Fotograma de Manifesto.
Fotograma de Manifesto.©JulianRosefeldt

En Manifesto, las ciudades no son las de Baudelaire, sino grandes aldeas despobladas con su tejido urbano enfermo. En estas distopías, la trabajadora de una planta de reciclaje manipula el brazo de la grúa absorta en las ideas de Robert Venturi y Bruno Taut; una científica descubre el sistema de construcción suprematista en un edificio de pruebas de insonorización; y un homeless esputa a un cielo estigio proclamas antielitistas de los círculos radicales del John Reed Clubs de Nueva York que, 80 años después, suenan a gloria.

Incluso si aquellos dictados libertarios, abiertamente masculinos, se ven hoy como algo parecido al grado cero de la revolución, sigue abierta la cuestión de cómo abrir nuevas líneas de fuga, una necesidad filtrada por una voz femenina que concede a cada historia su propia retórica, ritmo y grado sinestésico. Rosefeldt subvierte su propia condición de autor para ceder el protagonismo al “autor ético” en todas sus formas posibles. ¿Quién es el verdadero revolucionario hoy? Las palabras del arquitecto norteamericano Lebbeus Woods resuenan en este carnaval bajtiniano a modo de epílogo: “Mañana comenzamos todos juntos la construcción de la nueva ciudad”. Y aunque la naturaleza humana sea limitada e ingrata, ese “autor ético” nos dice que el entusiasmo utópico sigue siendo una fuerza poderosa y objetiva capaz de alcanzar logros colectivos o cambios individuales.
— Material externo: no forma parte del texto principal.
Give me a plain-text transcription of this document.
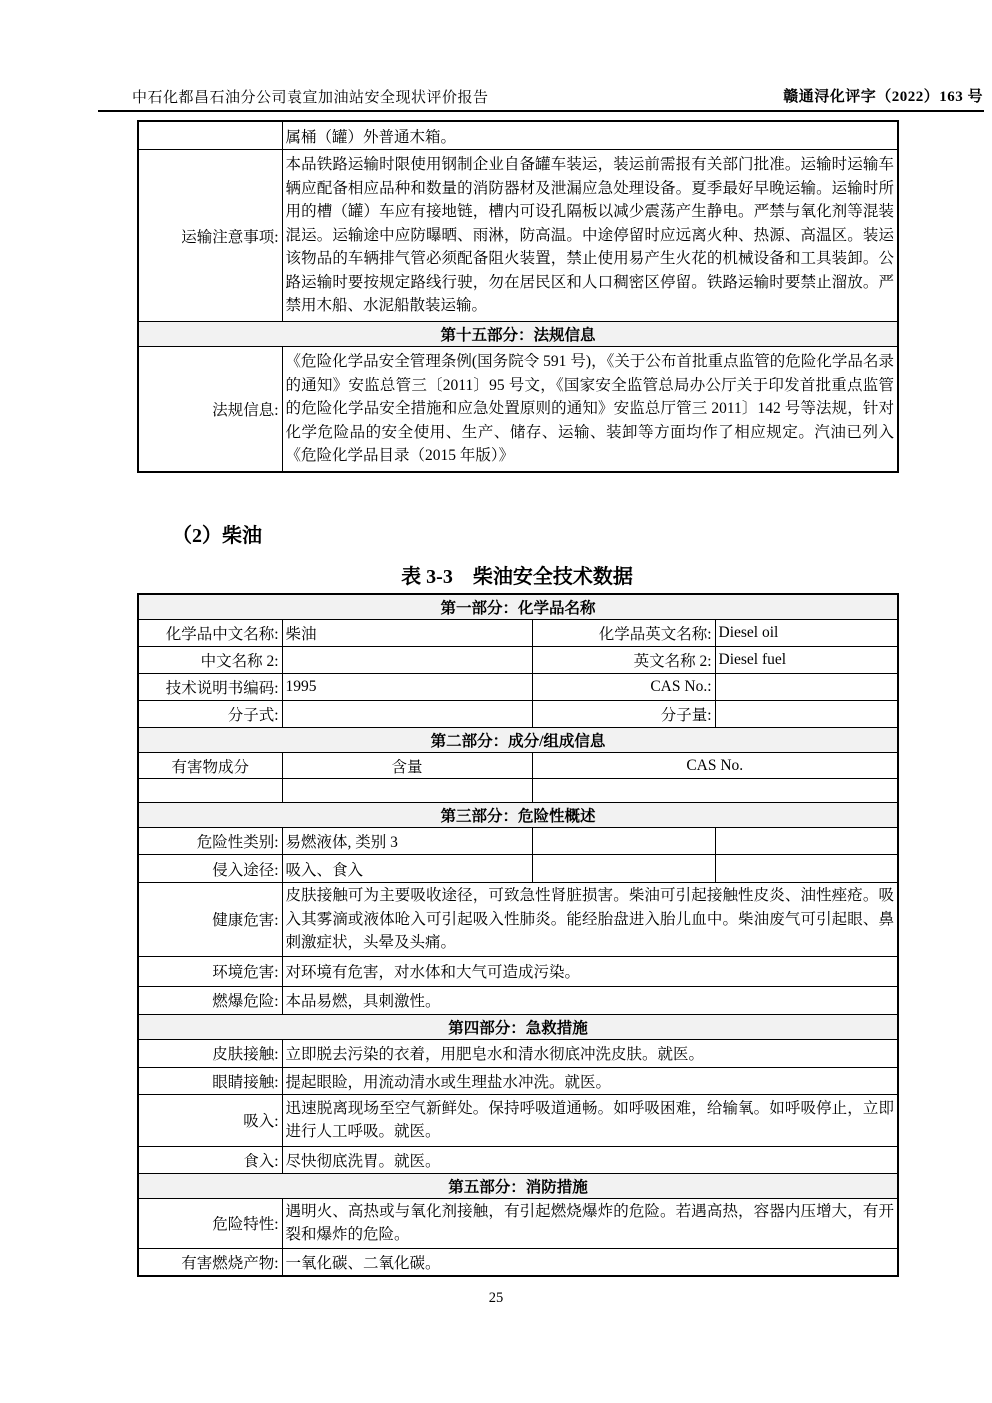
中石化都昌石油分公司袁宣加油站安全现状评价报告	赣通浔化评字（2022）163 号
	属桶（罐）外普通木箱。
运输注意事项:	本品铁路运输时限使用钢制企业自备罐车装运，装运前需报有关部门批准。运输时运输车辆应配备相应品种和数量的消防器材及泄漏应急处理设备。夏季最好早晚运输。运输时所用的槽（罐）车应有接地链，槽内可设孔隔板以减少震荡产生静电。严禁与氧化剂等混装混运。运输途中应防曝晒、雨淋，防高温。中途停留时应远离火种、热源、高温区。装运该物品的车辆排气管必须配备阻火装置，禁止使用易产生火花的机械设备和工具装卸。公路运输时要按规定路线行驶，勿在居民区和人口稠密区停留。铁路运输时要禁止溜放。严禁用木船、水泥船散装运输。
第十五部分：法规信息	
法规信息:	《危险化学品安全管理条例(国务院令 591 号)，《关于公布首批重点监管的危险化学品名录的通知》安监总管三〔2011〕95 号文，《国家安全监管总局办公厅关于印发首批重点监管的危险化学品安全措施和应急处置原则的通知》安监总厅管三 2011〕142 号等法规，针对化学危险品的安全使用、生产、储存、运输、装卸等方面均作了相应规定。汽油已列入《危险化学品目录（2015 年版）》
（2）柴油
表 3-3　柴油安全技术数据
第一部分：化学品名称			
化学品中文名称:	柴油	化学品英文名称:	Diesel oil
中文名称 2:		英文名称 2:	Diesel fuel
技术说明书编码:	1995	CAS No.:	
分子式:		分子量:	
第二部分：成分/组成信息			
有害物成分	含量	CAS No.	

第三部分：危险性概述			
危险性类别:	易燃液体, 类别 3		
侵入途径:	吸入、食入		
健康危害:	皮肤接触可为主要吸收途径，可致急性肾脏损害。柴油可引起接触性皮炎、油性痤疮。吸入其雾滴或液体呛入可引起吸入性肺炎。能经胎盘进入胎儿血中。柴油废气可引起眼、鼻刺激症状，头晕及头痛。		
环境危害:	对环境有危害，对水体和大气可造成污染。		
燃爆危险:	本品易燃，具刺激性。		
第四部分：急救措施			
皮肤接触:	立即脱去污染的衣着，用肥皂水和清水彻底冲洗皮肤。就医。		
眼睛接触:	提起眼睑，用流动清水或生理盐水冲洗。就医。		
吸入:	迅速脱离现场至空气新鲜处。保持呼吸道通畅。如呼吸困难，给输氧。如呼吸停止，立即进行人工呼吸。就医。		
食入:	尽快彻底洗胃。就医。		
第五部分：消防措施			
危险特性:	遇明火、高热或与氧化剂接触，有引起燃烧爆炸的危险。若遇高热，容器内压增大，有开裂和爆炸的危险。		
有害燃烧产物:	一氧化碳、二氧化碳。		
25
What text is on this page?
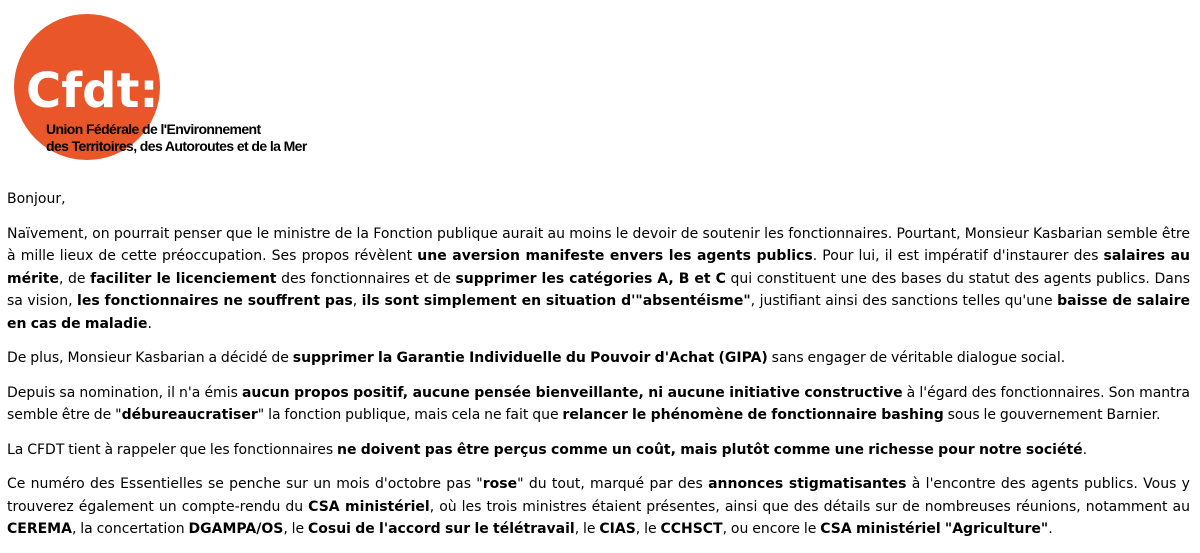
Cfdt:
Union Fédérale de l'Environnement
des Territoires, des Autoroutes et de la Mer

Bonjour,

Naïvement, on pourrait penser que le ministre de la Fonction publique aurait au moins le devoir de soutenir les fonctionnaires. Pourtant, Monsieur Kasbarian semble être à mille lieux de cette préoccupation. Ses propos révèlent une aversion manifeste envers les agents publics. Pour lui, il est impératif d'instaurer des salaires au mérite, de faciliter le licenciement des fonctionnaires et de supprimer les catégories A, B et C qui constituent une des bases du statut des agents publics. Dans sa vision, les fonctionnaires ne souffrent pas, ils sont simplement en situation d'"absentéisme", justifiant ainsi des sanctions telles qu'une baisse de salaire en cas de maladie.

De plus, Monsieur Kasbarian a décidé de supprimer la Garantie Individuelle du Pouvoir d'Achat (GIPA) sans engager de véritable dialogue social.

Depuis sa nomination, il n'a émis aucun propos positif, aucune pensée bienveillante, ni aucune initiative constructive à l'égard des fonctionnaires. Son mantra semble être de "débureaucratiser" la fonction publique, mais cela ne fait que relancer le phénomène de fonctionnaire bashing sous le gouvernement Barnier.

La CFDT tient à rappeler que les fonctionnaires ne doivent pas être perçus comme un coût, mais plutôt comme une richesse pour notre société.

Ce numéro des Essentielles se penche sur un mois d'octobre pas "rose" du tout, marqué par des annonces stigmatisantes à l'encontre des agents publics. Vous y trouverez également un compte-rendu du CSA ministériel, où les trois ministres étaient présentes, ainsi que des détails sur de nombreuses réunions, notamment au CEREMA, la concertation DGAMPA/OS, le Cosui de l'accord sur le télétravail, le CIAS, le CCHSCT, ou encore le CSA ministériel "Agriculture".
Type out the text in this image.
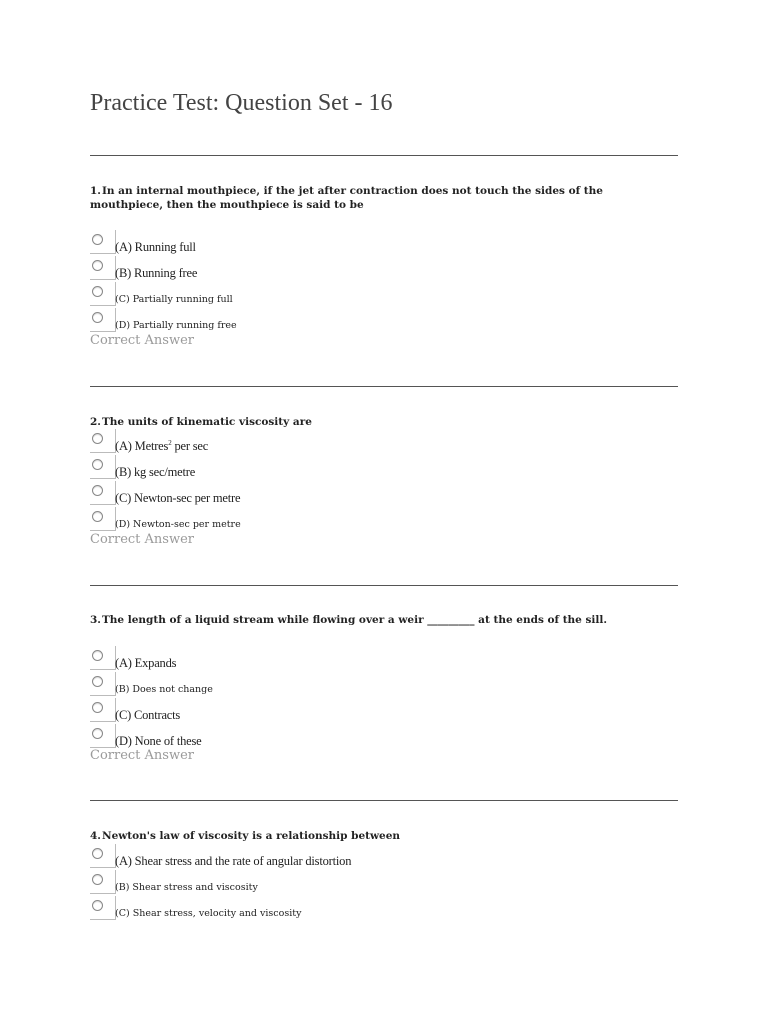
Practice Test: Question Set - 16
1.In an internal mouthpiece, if the jet after contraction does not touch the sides of the mouthpiece, then the mouthpiece is said to be
(A) Running full
(B) Running free
(C) Partially running full
(D) Partially running free
Correct Answer
2.The units of kinematic viscosity are
(A) Metres$^2$ per sec
(B) kg sec/metre
(C) Newton-sec per metre
(D) Newton-sec per metre
Correct Answer
3.The length of a liquid stream while flowing over a weir _________ at the ends of the sill.
(A) Expands
(B) Does not change
(C) Contracts
(D) None of these
Correct Answer
4.Newton's law of viscosity is a relationship between
(A) Shear stress and the rate of angular distortion
(B) Shear stress and viscosity
(C) Shear stress, velocity and viscosity
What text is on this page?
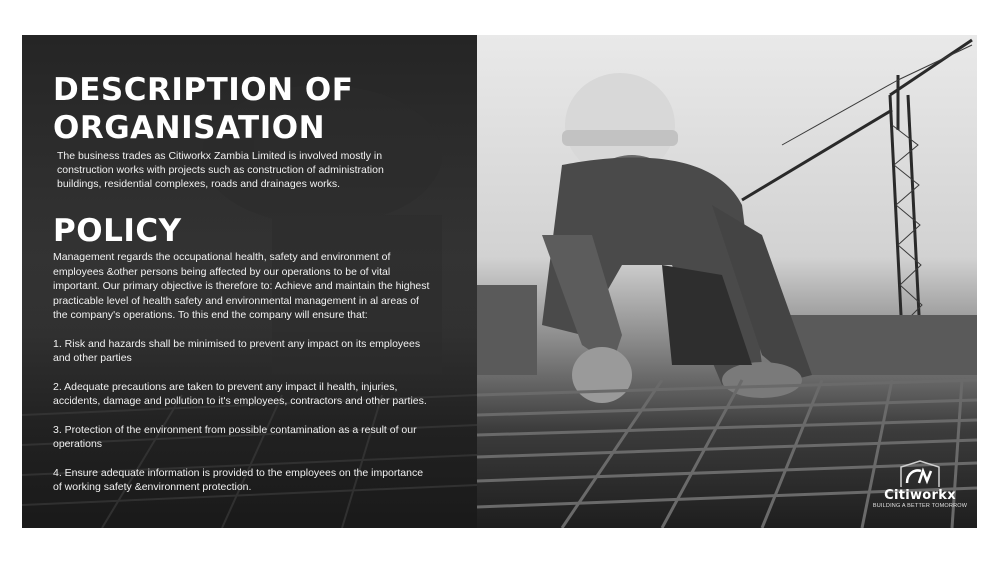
DESCRIPTION OF ORGANISATION
The business trades as Citiworkx Zambia Limited is involved mostly in construction works with projects such as construction of administration buildings, residential complexes, roads and drainages works.
POLICY

Management regards the occupational health, safety and environment of employees &other persons being affected by our operations to be of vital important. Our primary objective is therefore to: Achieve and maintain the highest practicable level of health safety and environmental management in al areas of the company's operations. To this end the company will ensure that:

1. Risk and hazards shall be minimised to prevent any impact on its employees and other parties

2. Adequate precautions are taken to prevent any impact il health, injuries, accidents, damage and pollution to it's employees, contractors and other parties.

3. Protection of the environment from possible contamination as a result of our operations

4. Ensure adequate information is provided to the employees on the importance of working safety &environment protection.

Citiworkx
BUILDING A BETTER TOMORROW
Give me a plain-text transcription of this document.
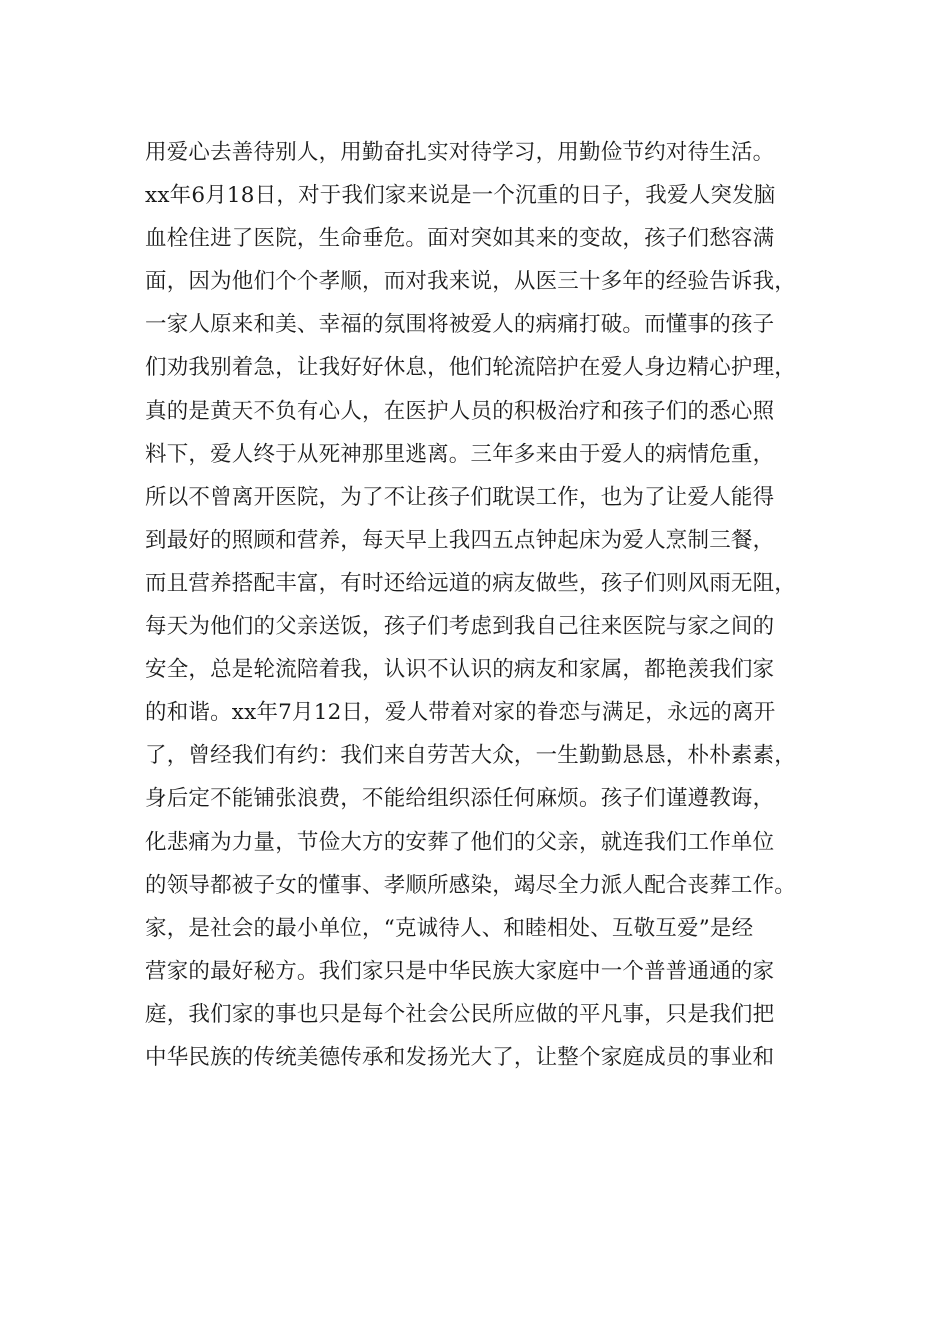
用爱心去善待别人，用勤奋扎实对待学习，用勤俭节约对待生活。
xx年6月18日，对于我们家来说是一个沉重的日子，我爱人突发脑
血栓住进了医院，生命垂危。面对突如其来的变故，孩子们愁容满
面，因为他们个个孝顺，而对我来说，从医三十多年的经验告诉我，
一家人原来和美、幸福的氛围将被爱人的病痛打破。而懂事的孩子
们劝我别着急，让我好好休息，他们轮流陪护在爱人身边精心护理，
真的是黄天不负有心人，在医护人员的积极治疗和孩子们的悉心照
料下，爱人终于从死神那里逃离。三年多来由于爱人的病情危重，
所以不曾离开医院，为了不让孩子们耽误工作，也为了让爱人能得
到最好的照顾和营养，每天早上我四五点钟起床为爱人烹制三餐，
而且营养搭配丰富，有时还给远道的病友做些，孩子们则风雨无阻，
每天为他们的父亲送饭，孩子们考虑到我自己往来医院与家之间的
安全，总是轮流陪着我，认识不认识的病友和家属，都艳羡我们家
的和谐。xx年7月12日，爱人带着对家的眷恋与满足，永远的离开
了，曾经我们有约：我们来自劳苦大众，一生勤勤恳恳，朴朴素素，
身后定不能铺张浪费，不能给组织添任何麻烦。孩子们谨遵教诲，
化悲痛为力量，节俭大方的安葬了他们的父亲，就连我们工作单位
的领导都被子女的懂事、孝顺所感染，竭尽全力派人配合丧葬工作。
家，是社会的最小单位，“克诚待人、和睦相处、互敬互爱”是经
营家的最好秘方。我们家只是中华民族大家庭中一个普普通通的家
庭，我们家的事也只是每个社会公民所应做的平凡事，只是我们把
中华民族的传统美德传承和发扬光大了，让整个家庭成员的事业和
Pero nos advierte de cuán irreales serían esos manifiestos si los defendiéramos hoy en la forma en que originalmente fueron citados.

Manifesto. 130 minutos. Julian Rosenfeldt. Hamburger Bahnhof. Berlín. Coproducción Nationalgalerie Staatliche Museen zu Berlin y la Australian Centre for the Moving Image de Melbourne. Hasta el 18 de septiembre.